Turiba descreve numa ascendente cadência as ‘primeiras experiências’ que, naquele ano, o marcaram radicalmente como: a pedra atirada, a passeata, o almoço no Calabouço, o filme de Godard, o jornal Classe Operária, o ‘ponto’ clandestino, a luta armada, a namorada libertária, amigos pirados, drogados e desaparecidos.

Esta sequência épica e alucinada nos faz lembrar, numa versão brasileira, o também caudaloso livro-poema ‘Uivo’ em que Allan Ginsberg narra os percalços e conquistas de sua geração Beat nos anos 1950 nos EUA.

O terceiro capítulo ‘Poemas Avulsos’ funciona como uma descompressão para o turbilhão anterior, iniciando com textos sobre Minas Gerais onde é dito: “atravessar Minas é surfar pelas páginas ímpares de Guimarães Rosa”.

Os outros focos desta seção são múltiplos: ‘oração para nossa senhora da bala perdida’, ‘o (biquíni) fio dental’, o ‘antropologuês’ que tira um sarro com intelectuais de fala difícil, o ‘papo de repórter’, o ‘fogão de lenha’, dentre outros. Alguns artistas são homenageados como Oscar Niemeyer, Jorge Mautner e Carlos Drummond de Andrade.

No final do livro, num poema em homenagem aos poetas Paulo Leminski e Nicolas Behr o autor sugere que aqueles que escrevem poesia: “são alquimistas do ofício, tratam seus artefatos como seres viventes em total dialética gramatical, letras espiram, palavras sangram…”

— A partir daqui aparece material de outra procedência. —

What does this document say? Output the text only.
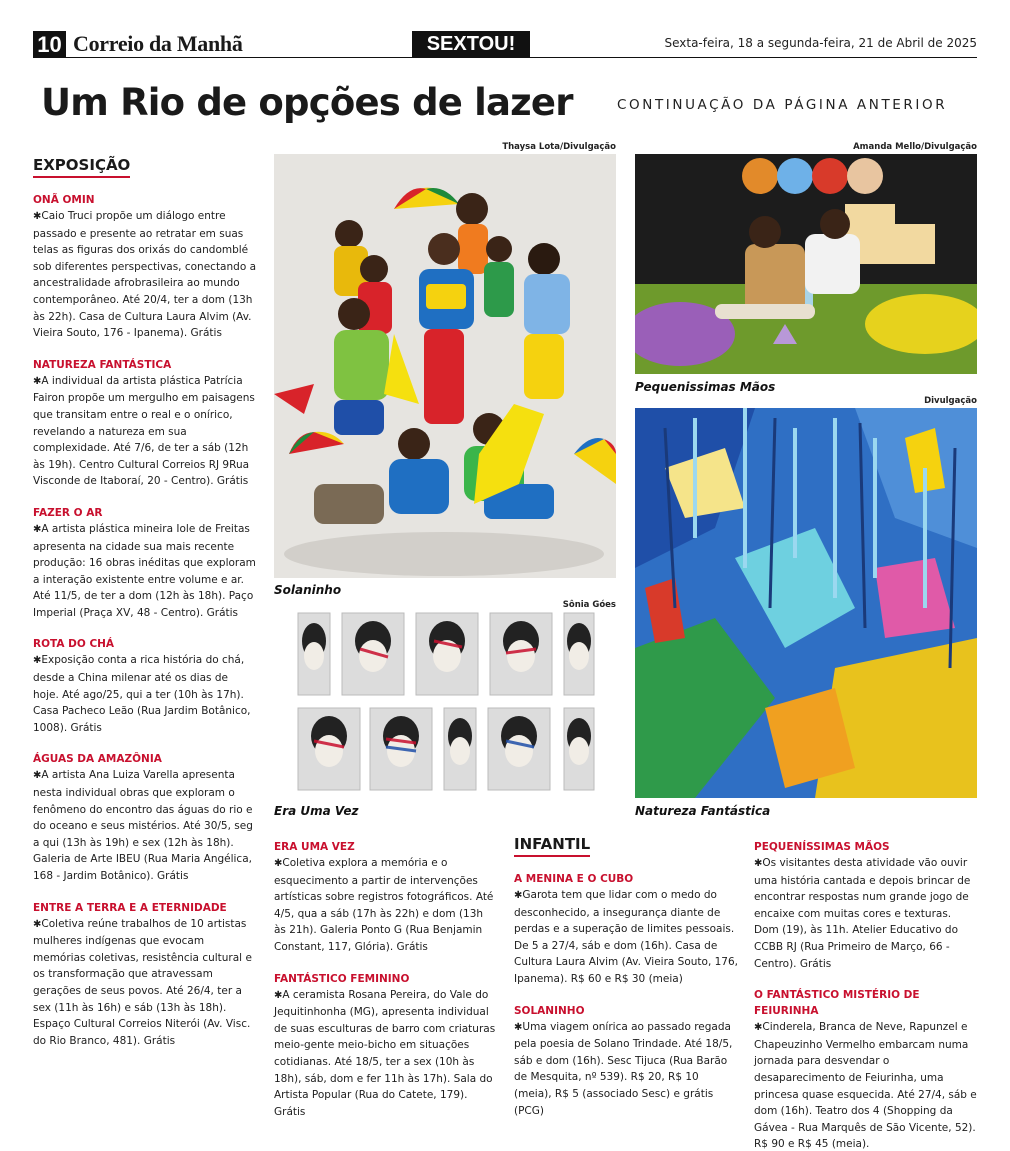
10 Correio da Manhã	SEXTOU!	Sexta-feira, 18 a segunda-feira, 21 de Abril de 2025
Um Rio de opções de lazer	CONTINUAÇÃO DA PÁGINA ANTERIOR
EXPOSIÇÃO
ONÃ OMIN
✱Caio Truci propõe um diálogo entre passado e presente ao retratar em suas telas as figuras dos orixás do candomblé sob diferentes perspectivas, conectando a ancestralidade afrobrasileira ao mundo contemporâneo. Até 20/4, ter a dom (13h às 22h). Casa de Cultura Laura Alvim (Av. Vieira Souto, 176 - Ipanema). Grátis
NATUREZA FANTÁSTICA
✱A individual da artista plástica Patrícia Fairon propõe um mergulho em paisagens que transitam entre o real e o onírico, revelando a natureza em sua complexidade. Até 7/6, de ter a sáb (12h às 19h). Centro Cultural Correios RJ 9Rua Visconde de Itaboraí, 20 - Centro). Grátis
FAZER O AR
✱A artista plástica mineira Iole de Freitas apresenta na cidade sua mais recente produção: 16 obras inéditas que exploram a interação existente entre volume e ar. Até 11/5, de ter a dom (12h às 18h). Paço Imperial (Praça XV, 48 - Centro). Grátis
ROTA DO CHÁ
✱Exposição conta a rica história do chá, desde a China milenar até os dias de hoje. Até ago/25, qui a ter (10h às 17h). Casa Pacheco Leão (Rua Jardim Botânico, 1008). Grátis
ÁGUAS DA AMAZÔNIA
✱A artista Ana Luiza Varella apresenta nesta individual obras que exploram o fenômeno do encontro das águas do rio e do oceano e seus mistérios. Até 30/5, seg a qui (13h às 19h) e sex (12h às 18h). Galeria de Arte IBEU (Rua Maria Angélica, 168 - Jardim Botânico). Grátis
ENTRE A TERRA E A ETERNIDADE
✱Coletiva reúne trabalhos de 10 artistas mulheres indígenas que evocam memórias coletivas, resistência cultural e os transformação que atravessam gerações de seus povos. Até 26/4, ter a sex (11h às 16h) e sáb (13h às 18h). Espaço Cultural Correios Niterói (Av. Visc. do Rio Branco, 481). Grátis
ERA UMA VEZ
✱Coletiva explora a memória e o esquecimento a partir de intervenções artísticas sobre registros fotográficos. Até 4/5, qua a sáb (17h às 22h) e dom (13h às 21h). Galeria Ponto G (Rua Benjamin Constant, 117, Glória). Grátis
FANTÁSTICO FEMININO
✱A ceramista Rosana Pereira, do Vale do Jequitinhonha (MG), apresenta individual de suas esculturas de barro com criaturas meio-gente meio-bicho em situações cotidianas. Até 18/5, ter a sex (10h às 18h), sáb, dom e fer 11h às 17h). Sala do Artista Popular (Rua do Catete, 179). Grátis
INFANTIL
A MENINA E O CUBO
✱Garota tem que lidar com o medo do desconhecido, a insegurança diante de perdas e a superação de limites pessoais. De 5 a 27/4, sáb e dom (16h). Casa de Cultura Laura Alvim (Av. Vieira Souto, 176, Ipanema). R$ 60 e R$ 30 (meia)
SOLANINHO
✱Uma viagem onírica ao passado regada pela poesia de Solano Trindade. Até 18/5, sáb e dom (16h). Sesc Tijuca (Rua Barão de Mesquita, nº 539). R$ 20, R$ 10 (meia), R$ 5 (associado Sesc) e grátis (PCG)
PEQUENÍSSIMAS MÃOS
✱Os visitantes desta atividade vão ouvir uma história cantada e depois brincar de encontrar respostas num grande jogo de encaixe com muitas cores e texturas. Dom (19), às 11h. Atelier Educativo do CCBB RJ (Rua Primeiro de Março, 66 - Centro). Grátis
O FANTÁSTICO MISTÉRIO DE FEIURINHA
✱Cinderela, Branca de Neve, Rapunzel e Chapeuzinho Vermelho embarcam numa jornada para desvendar o desaparecimento de Feiurinha, uma princesa quase esquecida. Até 27/4, sáb e dom (16h). Teatro dos 4 (Shopping da Gávea - Rua Marquês de São Vicente, 52). R$ 90 e R$ 45 (meia).
Thaysa Lota/Divulgação
Solaninho
Sônia Góes
Era Uma Vez
Amanda Mello/Divulgação
Pequenissimas Mãos
Divulgação
Natureza Fantástica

Este ‘68’, com significativo projeto gráfico do Reza, é um dos vários livros de poesia escritos por Turiba, que é também jornalista, editor e figura central no grupo fundador da revista de poesia experimental BRIC à BRAC.

Esta revista entre meados dos anos 1980 e 1990, foi, e ainda é, uma referencia para a arte poética brasileira e internacional. Em 2022 a BRIC, sob coordenação de Turiba, lança um número especial celebrando o centenário da Semana de Arte Moderna, da qual participei da equipe editorial juntamente com Luca Andrade e Romulo Garcias.